Car-Mart to launch online credit application
America’s Car-Mart expects used vehicle prices to remain elevated through tax season and tax refund amounts its customers receive to increase from last year as the Bentonville-based buy here, pay here used car dealer works to improve its website, executives said.
In a recent earnings call, Jeff Williams, president and CEO, said the higher refunds should more than offset any issues related to customers not withholding enough of their income for taxes, resulting in a net increase in refund checks. Through late February, the company had yet to see an impact on sales from tax refunds.
The company is working to add a credit application to its website and should be available in the next few months, Williams said. It will also add pictures of vehicles and other features. He doesn’t expect the improvements to be a big investment for the company, which has been working on them for the past six or seven months.
Vickie Judy, chief financial officer, said vehicle quality has helped to drive traffic at dealerships, and the price of vehicles has risen as a result of higher wholesale vehicle prices.
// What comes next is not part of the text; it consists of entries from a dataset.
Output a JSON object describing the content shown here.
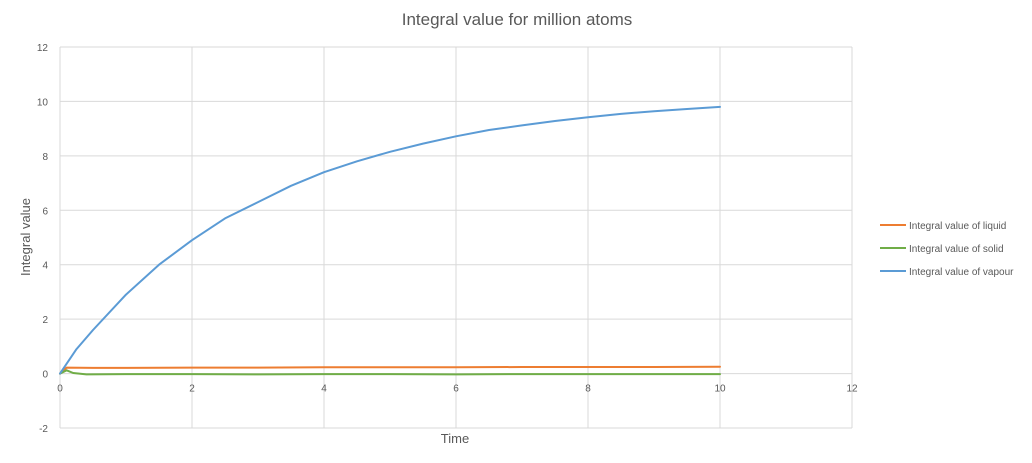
{
  "chart_data": {
    "type": "line",
    "title": "Integral value for million atoms",
    "xlabel": "Time",
    "ylabel": "Integral value",
    "xlim": [
      0,
      12
    ],
    "ylim": [
      -2,
      12
    ],
    "x_ticks": [
      0,
      2,
      4,
      6,
      8,
      10,
      12
    ],
    "y_ticks": [
      -2,
      0,
      2,
      4,
      6,
      8,
      10,
      12
    ],
    "grid": true,
    "legend_position": "right",
    "series": [
      {
        "name": "Integral value of liquid",
        "color": "#ed7d31",
        "x": [
          0,
          0.1,
          0.5,
          1,
          2,
          3,
          4,
          5,
          6,
          7,
          8,
          9,
          10
        ],
        "y": [
          0,
          0.22,
          0.21,
          0.21,
          0.22,
          0.22,
          0.23,
          0.23,
          0.23,
          0.24,
          0.24,
          0.24,
          0.25
        ]
      },
      {
        "name": "Integral value of solid",
        "color": "#70ad47",
        "x": [
          0,
          0.1,
          0.2,
          0.4,
          1,
          2,
          3,
          4,
          5,
          6,
          7,
          8,
          9,
          10
        ],
        "y": [
          0,
          0.12,
          0.02,
          -0.03,
          -0.02,
          -0.02,
          -0.03,
          -0.02,
          -0.02,
          -0.03,
          -0.02,
          -0.02,
          -0.02,
          -0.02
        ]
      },
      {
        "name": "Integral value of vapour",
        "color": "#5b9bd5",
        "x": [
          0,
          0.25,
          0.5,
          1,
          1.5,
          2,
          2.5,
          3,
          3.5,
          4,
          4.5,
          5,
          5.5,
          6,
          6.5,
          7,
          7.5,
          8,
          8.5,
          9,
          9.5,
          10
        ],
        "y": [
          0,
          0.9,
          1.6,
          2.9,
          4.0,
          4.9,
          5.7,
          6.3,
          6.9,
          7.4,
          7.8,
          8.15,
          8.45,
          8.72,
          8.95,
          9.12,
          9.28,
          9.42,
          9.54,
          9.64,
          9.72,
          9.8
        ]
      }
    ]
  }
}
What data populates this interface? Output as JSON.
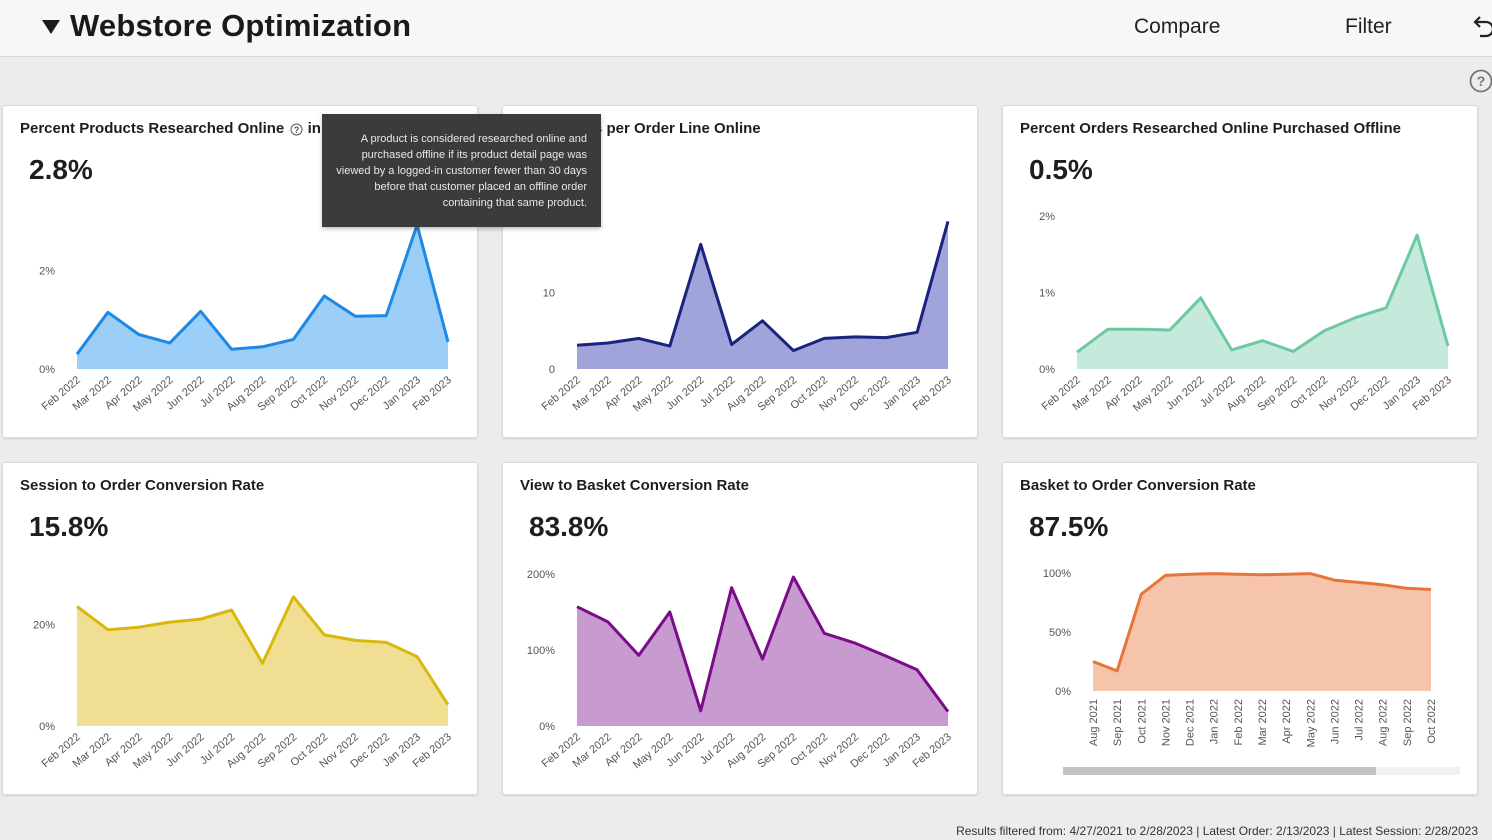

The prices rose 2.9% in 2018, according to J.D. Power Valuation Services.
Vehicle quality has helped to reduce losses related to net charge-offs as customers will keep vehicles that operate properly, Judy said. Also, the company’s collections efforts have improved because of better visibility into the number of calls being made. Judy explained the next step is to improve call quality.
The company in December amended its revolving credit agreement to increase its borrowing power, from $200 million to $215 million, and reduced the interest by 10 basis points through May, Judy said. The terms were extended to December 2021. Company debt was $171 million at the end of the third quarter.
The company reported Feb. 19 that earnings for the third quarter of fiscal 2019, which ended Jan. 31, fell 18.6% to $10.88 million, or $1.55 per share, from $13.36 million, or $1.82 per share, in the same period in fiscal 2018. Revenue rose 9.4% to $161.05 million.